Joe Warmington is getting his panties all in a twist about a city worker failing to be a good Samaritan. The headline says it all "What's the matter with this town when a city worker refuses to help a frail elderly woman shovel her walk?"
Indeed. However, I must ask. What does this woman do every other time it snows? Does the city help her out every other time there's a few inches of snow in her driveway? No? Then how does she remove it then? Obviously she is too frail to shovel snow. Period. End of discussion. The fact that this snowfall was larger than average is not a factor. We had 3 or 4 massive dumps of snow so far this year (never mind years past) so why did this poor lady only need help after this storm?
That point shows the idiocy behind this seemingly innocuous suggstion No matter what the bylaw says, if you are a city employee and you see a 75-year-old woman in this condition, shovelling out the massive windrow at the foot of her driveway, I say go ahead and help her.
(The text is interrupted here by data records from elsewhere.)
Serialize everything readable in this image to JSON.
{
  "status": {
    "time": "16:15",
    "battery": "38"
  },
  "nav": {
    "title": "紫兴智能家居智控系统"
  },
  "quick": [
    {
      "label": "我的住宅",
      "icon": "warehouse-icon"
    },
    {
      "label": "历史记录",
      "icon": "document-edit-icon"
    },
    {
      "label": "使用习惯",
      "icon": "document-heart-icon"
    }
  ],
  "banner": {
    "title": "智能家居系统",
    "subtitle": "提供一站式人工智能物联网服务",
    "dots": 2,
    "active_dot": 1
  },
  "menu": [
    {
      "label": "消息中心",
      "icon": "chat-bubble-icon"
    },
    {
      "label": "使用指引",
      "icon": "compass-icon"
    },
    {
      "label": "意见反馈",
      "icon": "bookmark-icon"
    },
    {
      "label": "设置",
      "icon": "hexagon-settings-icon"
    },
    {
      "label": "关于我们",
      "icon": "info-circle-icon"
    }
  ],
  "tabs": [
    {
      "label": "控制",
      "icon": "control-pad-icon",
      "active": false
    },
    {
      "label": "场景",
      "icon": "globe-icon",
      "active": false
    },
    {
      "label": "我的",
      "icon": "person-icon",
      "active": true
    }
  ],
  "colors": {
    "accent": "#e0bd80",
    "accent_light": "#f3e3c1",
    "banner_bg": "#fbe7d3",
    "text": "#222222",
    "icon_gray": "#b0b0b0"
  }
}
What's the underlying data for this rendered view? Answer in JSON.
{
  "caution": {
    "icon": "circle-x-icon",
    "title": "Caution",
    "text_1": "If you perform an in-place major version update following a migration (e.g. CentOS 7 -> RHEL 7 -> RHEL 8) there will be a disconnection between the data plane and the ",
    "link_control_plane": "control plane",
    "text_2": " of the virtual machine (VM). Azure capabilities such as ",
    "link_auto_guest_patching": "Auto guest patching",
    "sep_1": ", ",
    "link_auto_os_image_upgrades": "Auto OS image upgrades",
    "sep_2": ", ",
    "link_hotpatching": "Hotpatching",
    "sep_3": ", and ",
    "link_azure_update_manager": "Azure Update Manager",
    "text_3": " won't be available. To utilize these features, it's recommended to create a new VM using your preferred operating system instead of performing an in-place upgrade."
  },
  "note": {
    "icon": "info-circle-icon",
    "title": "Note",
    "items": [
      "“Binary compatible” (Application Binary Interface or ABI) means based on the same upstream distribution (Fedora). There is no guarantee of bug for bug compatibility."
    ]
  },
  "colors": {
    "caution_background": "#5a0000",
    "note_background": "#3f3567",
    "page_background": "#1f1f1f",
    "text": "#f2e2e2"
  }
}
How many seniors and people with some form of disability are city staff supposed to help then when, as Joe admits, it's technically not your job and even if it doesn't score you some overtime and the city seems to be in a financial crisis. Quite the open-ended commitment Joe is willing to make for other people isn't it?
The thing about charity is, its about setting a personal example, not telling other people what to do with their time and money. So Joe, how about next time you hear about this, you get some shovels and some salt and contribute to making the city move and operate better on unusual weather days.
Because that's what neighbours in a "City with Heart" do for each other.